Tahayyül edemezdim

Şu an içinden geçmekte olduğum süreçleri, halihazırda karşımda duran yol ayrımlarını, birinden diğerine geçiş yapıp durduğum çalkantılı ruh hâllerini

Asla tahayyül edemez, aklımın ucundan dahi geçiremezdim önceden

Kendime biçtiğim ne çeşitli yol haritaları vardı çocukken

Çocukluktan ergenliğe, ergenlikten yetişkinliğe adım adım ilerlerken

Her bir adımımla beraber üstüne kırmızı birer çarpı işareti attım o yol haritalarından en renkli olanlarının

Gittikçe en renksizleri kaldı geriye, onları bu hayattaki en mantıklı seçenekler bildim kendime

O en renksizlerin içinden, o zamanlar bana en renkli gelenini seçtim ben de

Bu hayat deneyimimde ömrümün sonuna dek geçerli olacak yolumu, yol haritamı buldum sandım

İlerleyen zamanlarda beni müthiş zorlayacak bu yanılsamayı kendime referans aldım, seneler sürecek bir inşaat sürecini başlattım

Bu yol haritasının tüm basamakları açık seçik, belirgindi

Belirsizliğe, bilinmezliğe pek mahal verecek türden değildi

Tasarım, planım zihnimin çeperlerine zaten yerleşikti

Tek yapmam gereken o tasarıya, plana birebir uygun basamaklar inşa edip onların üzerine tırmanmaktı birer birer

Böyle böyle merdiven dayayacaktım hayatımın zirvesine kendimce

Senelerce emek, odak, kaynak, zaman, tahammül, sabır ve daha nicesini akıttım tüm bu inşaat sürecine

Böyle böyle oluştu merdiven belli bir yere kadar hakikaten de

Fakat sonradan bana bir hâller oldu

Sorgulama bulutu çöktü üzerime kara kara, soru yağmuruna tutuldum bir anda

Tonlarca soru damlası değdi ruhumun tenine

Ruhumun teninin içine işledi, mutasyona uğrattı beni

162 santim boyunda, yürüyen bir soru işaretine dönüştüm ben...
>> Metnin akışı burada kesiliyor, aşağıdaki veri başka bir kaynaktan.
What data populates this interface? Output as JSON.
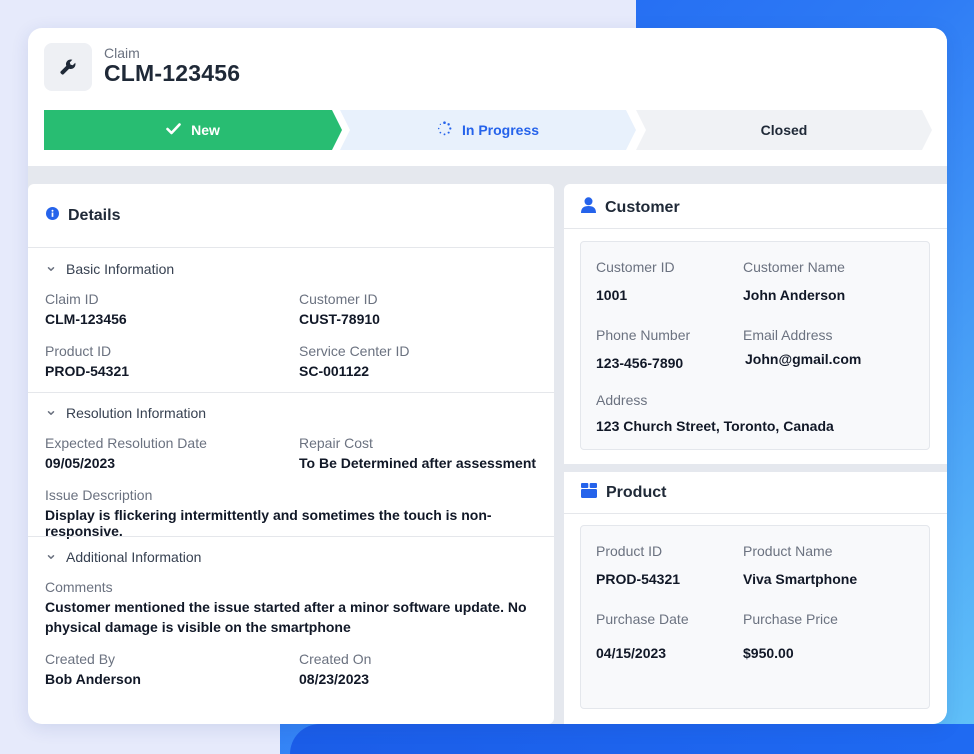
{
  "colors": {
    "accent": "#2563eb",
    "success": "#28bd72",
    "progress_bg": "#e8f1fc",
    "closed_bg": "#f0f2f5"
  },
  "claim": {
    "label": "Claim",
    "id": "CLM-123456"
  },
  "stages": [
    {
      "label": "New",
      "state": "done",
      "icon": "check-icon"
    },
    {
      "label": "In Progress",
      "state": "current",
      "icon": "spinner-icon"
    },
    {
      "label": "Closed",
      "state": "pending",
      "icon": ""
    }
  ],
  "details": {
    "title": "Details",
    "basic": {
      "title": "Basic Information",
      "claim_id_label": "Claim ID",
      "claim_id": "CLM-123456",
      "customer_id_label": "Customer ID",
      "customer_id": "CUST-78910",
      "product_id_label": "Product ID",
      "product_id": "PROD-54321",
      "service_center_label": "Service Center ID",
      "service_center": "SC-001122"
    },
    "resolution": {
      "title": "Resolution Information",
      "date_label": "Expected Resolution Date",
      "date": "09/05/2023",
      "cost_label": "Repair Cost",
      "cost": "To Be Determined after assessment",
      "issue_label": "Issue Description",
      "issue": "Display is flickering intermittently and sometimes the touch is non-responsive."
    },
    "additional": {
      "title": "Additional Information",
      "comments_label": "Comments",
      "comments_line1": "Customer mentioned the issue started after a minor software update. No",
      "comments_line2": "physical damage is visible on the smartphone",
      "created_by_label": "Created By",
      "created_by": "Bob Anderson",
      "created_on_label": "Created On",
      "created_on": "08/23/2023"
    }
  },
  "customer": {
    "title": "Customer",
    "id_label": "Customer ID",
    "id": "1001",
    "name_label": "Customer Name",
    "name": "John Anderson",
    "phone_label": "Phone Number",
    "phone": "123-456-7890",
    "email_label": "Email Address",
    "email": "John@gmail.com",
    "address_label": "Address",
    "address": "123 Church Street, Toronto, Canada"
  },
  "product": {
    "title": "Product",
    "id_label": "Product ID",
    "id": "PROD-54321",
    "name_label": "Product Name",
    "name": "Viva Smartphone",
    "date_label": "Purchase Date",
    "date": "04/15/2023",
    "price_label": "Purchase Price",
    "price": "$950.00"
  }
}
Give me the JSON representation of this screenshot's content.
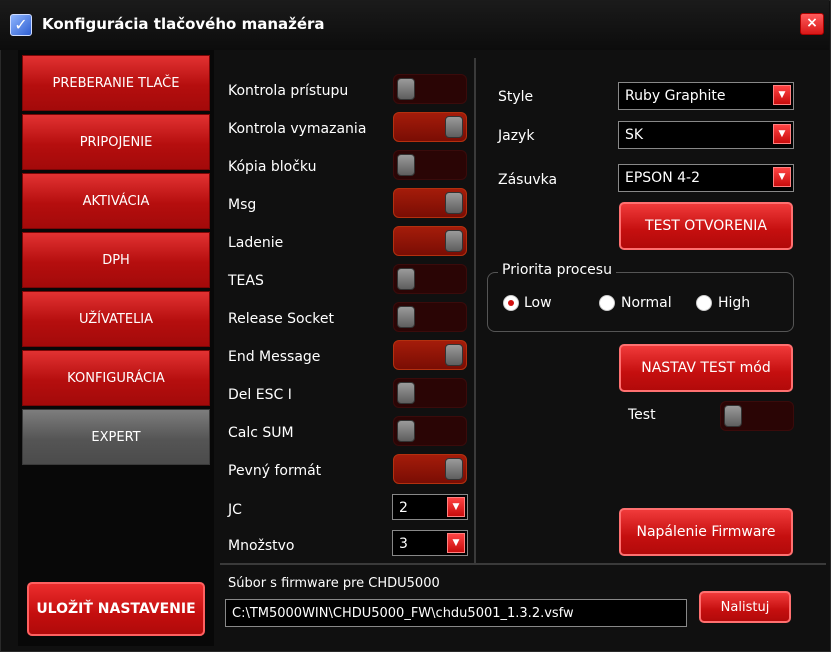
{
  "window": {
    "title": "Konfigurácia tlačového manažéra",
    "close_glyph": "×",
    "app_icon": "checkmark-app-icon"
  },
  "sidebar": {
    "items": [
      {
        "label": "PREBERANIE TLAČE"
      },
      {
        "label": "PRIPOJENIE"
      },
      {
        "label": "AKTIVÁCIA"
      },
      {
        "label": "DPH"
      },
      {
        "label": "UŽÍVATELIA"
      },
      {
        "label": "KONFIGURÁCIA"
      },
      {
        "label": "EXPERT"
      }
    ],
    "active_item": "EXPERT",
    "save_label": "ULOŽIŤ NASTAVENIE"
  },
  "toggles": [
    {
      "label": "Kontrola prístupu",
      "on": false
    },
    {
      "label": "Kontrola vymazania",
      "on": true
    },
    {
      "label": "Kópia bločku",
      "on": false
    },
    {
      "label": "Msg",
      "on": true
    },
    {
      "label": "Ladenie",
      "on": true
    },
    {
      "label": "TEAS",
      "on": false
    },
    {
      "label": "Release Socket",
      "on": false
    },
    {
      "label": "End Message",
      "on": true
    },
    {
      "label": "Del ESC I",
      "on": false
    },
    {
      "label": "Calc SUM",
      "on": false
    },
    {
      "label": "Pevný formát",
      "on": true
    }
  ],
  "jc": {
    "label": "JC",
    "value": "2"
  },
  "mnozstvo": {
    "label": "Množstvo",
    "value": "3"
  },
  "settings": {
    "style": {
      "label": "Style",
      "value": "Ruby Graphite"
    },
    "jazyk": {
      "label": "Jazyk",
      "value": "SK"
    },
    "zasuvka": {
      "label": "Zásuvka",
      "value": "EPSON 4-2"
    },
    "test_otvorenia_label": "TEST OTVORENIA"
  },
  "priority": {
    "legend": "Priorita procesu",
    "options": [
      {
        "label": "Low",
        "checked": true
      },
      {
        "label": "Normal",
        "checked": false
      },
      {
        "label": "High",
        "checked": false
      }
    ]
  },
  "test_mode": {
    "button_label": "NASTAV TEST mód",
    "test_label": "Test",
    "test_on": false
  },
  "firmware": {
    "button_label": "Napálenie Firmware",
    "file_label": "Súbor s firmware pre CHDU5000",
    "path": "C:\\TM5000WIN\\CHDU5000_FW\\chdu5001_1.3.2.vsfw",
    "browse_label": "Nalistuj"
  },
  "colors": {
    "accent": "#c50f0f",
    "background": "#101010",
    "toggle_on": "#a41c0a",
    "active_nav": "#5e5e5e"
  }
}
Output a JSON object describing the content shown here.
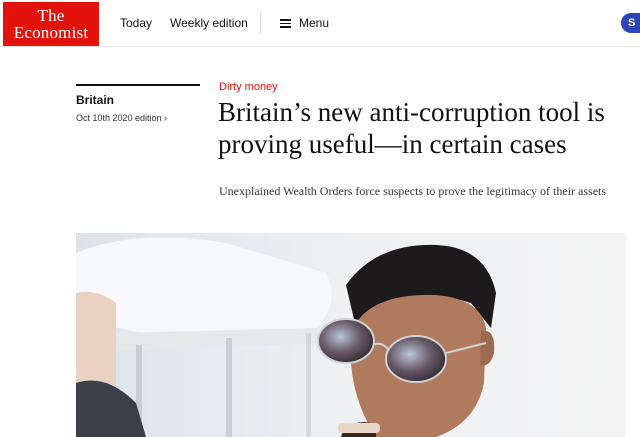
{
  "header": {
    "logo_line1": "The",
    "logo_line2": "Economist",
    "nav": [
      "Today",
      "Weekly edition"
    ],
    "menu_label": "Menu",
    "subscribe_label": "S"
  },
  "section": {
    "name": "Britain",
    "edition": "Oct 10th 2020 edition ›"
  },
  "article": {
    "rubric": "Dirty money",
    "headline": "Britain’s new anti-corruption tool is proving useful—in certain cases",
    "standfirst": "Unexplained Wealth Orders force suspects to prove the legitimacy of their assets"
  },
  "colors": {
    "brand_red": "#e3120b",
    "subscribe_blue": "#2e45b8"
  },
  "icons": {
    "menu": "hamburger-icon"
  }
}
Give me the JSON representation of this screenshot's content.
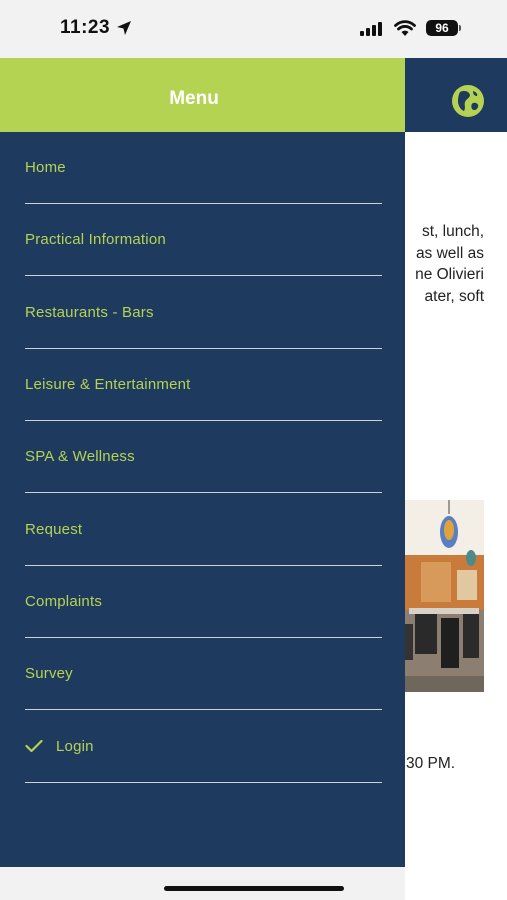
{
  "status_bar": {
    "time": "11:23",
    "battery": "96"
  },
  "drawer": {
    "title": "Menu",
    "items": [
      {
        "label": "Home"
      },
      {
        "label": "Practical Information"
      },
      {
        "label": "Restaurants - Bars"
      },
      {
        "label": "Leisure & Entertainment"
      },
      {
        "label": "SPA & Wellness"
      },
      {
        "label": "Request"
      },
      {
        "label": "Complaints"
      },
      {
        "label": "Survey"
      },
      {
        "label": "Login",
        "checked": true
      }
    ]
  },
  "background_page": {
    "text_lines": [
      "st,  lunch,",
      "as well as",
      "ne Olivieri",
      "ater,  soft"
    ],
    "hours_text": "30 PM."
  },
  "colors": {
    "navy": "#1f3a5f",
    "lime": "#b5d353"
  }
}
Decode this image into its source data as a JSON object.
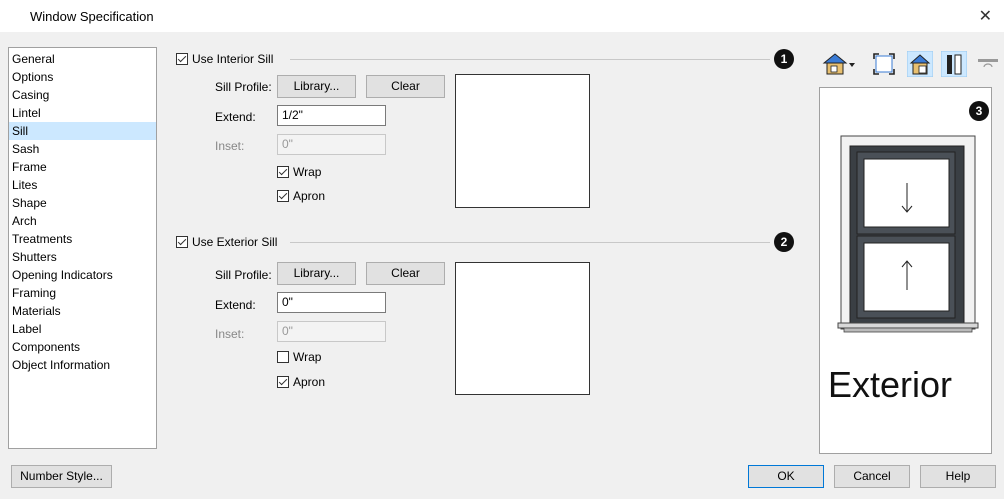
{
  "window": {
    "title": "Window Specification",
    "close_glyph": "✕"
  },
  "nav": {
    "items": [
      "General",
      "Options",
      "Casing",
      "Lintel",
      "Sill",
      "Sash",
      "Frame",
      "Lites",
      "Shape",
      "Arch",
      "Treatments",
      "Shutters",
      "Opening Indicators",
      "Framing",
      "Materials",
      "Label",
      "Components",
      "Object Information"
    ],
    "selected": "Sill"
  },
  "interior": {
    "checkbox_label": "Use Interior Sill",
    "checked": true,
    "badge": "1",
    "sill_profile_label": "Sill Profile:",
    "library_button": "Library...",
    "clear_button": "Clear",
    "extend_label": "Extend:",
    "extend_value": "1/2\"",
    "inset_label": "Inset:",
    "inset_value": "0\"",
    "wrap_label": "Wrap",
    "wrap_checked": true,
    "apron_label": "Apron",
    "apron_checked": true
  },
  "exterior": {
    "checkbox_label": "Use Exterior Sill",
    "checked": true,
    "badge": "2",
    "sill_profile_label": "Sill Profile:",
    "library_button": "Library...",
    "clear_button": "Clear",
    "extend_label": "Extend:",
    "extend_value": "0\"",
    "inset_label": "Inset:",
    "inset_value": "0\"",
    "wrap_label": "Wrap",
    "wrap_checked": false,
    "apron_label": "Apron",
    "apron_checked": true
  },
  "preview": {
    "badge": "3",
    "caption": "Exterior"
  },
  "toolbar": {
    "icons": [
      "view-mode-dropdown-icon",
      "fit-view-icon",
      "show-wall-icon",
      "frame-view-icon",
      "reset-view-icon"
    ]
  },
  "footer": {
    "number_style_button": "Number Style...",
    "ok_button": "OK",
    "cancel_button": "Cancel",
    "help_button": "Help"
  }
}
Tam olarak ne içindi bu merdiven

Kendimce hayatımın zirvesine ulaşmak içinse eğer, hayatımın zirvesi dediğim neresiydi

Olur da bir gün erişebilirsem oraya, bana hakikaten mutluluk verebilecek miydi

Peki ya basamaklar...

O basamakların tasarısı, planı neye, kime göreydi

O zamanlar ''yolum'' dediğim, kendime yol haritası biçtiğim ve uğruna basamaklar döşemeye giriştiğim inşaat sürecinin arkasındaki esas motivasyonlarım nelerdi

Şu koskoca dünya içerisinde yaşamakta olan bir insana mümkün kılınabilecek sonsuza yakın olasılıklar içinden ben niçin gidip de en klasik olan ve akla ilk gelenini seçme gafletine düştüm sanki

Korkudan mı, cesaret eksikliğinden mi, kıtlık bilincinden mi, hayata olan güvensizliğimden mi

Niye bu denli sınırladım ki kendimi

Niye bu denli kıstım, azalttım potansiyelimin gökkuşağını çağrıştıran binbir farklı ışığını, rengini

Klasik dokuda, klasik metot ile döşemeye giriştiğim o basamakların oluşturacağı merdiven nereye götürecekti sanki beni

Hayatımın zirvesi olacağı inancına sarıldığım, orada en üst ve en iyi versiyonuma ulaşacağım sanrısına kapıldığım yere mi

Yoksa

Majör depresyonun eşiğinde, ''gerçek ben'' den ayrıksı ve tamamen başkalarına ait yolların içine, ta içine

Yabancı topraklara sürgüne mi...




Başlangıcını tam hatırlayamadığım bir zaman dilimi içerisinde

Kara kara çöktü üzerime bir sorgulama bulutu, soru yağmuruna tutuldum bir anda

Tonlarca soru damlası değdi ruhumun tenine

Ruhumun teninin içine işledi, mutasyona uğrattı beni

162 santim boyunda, yürüyen bir soru işaretine dönüştüm ben...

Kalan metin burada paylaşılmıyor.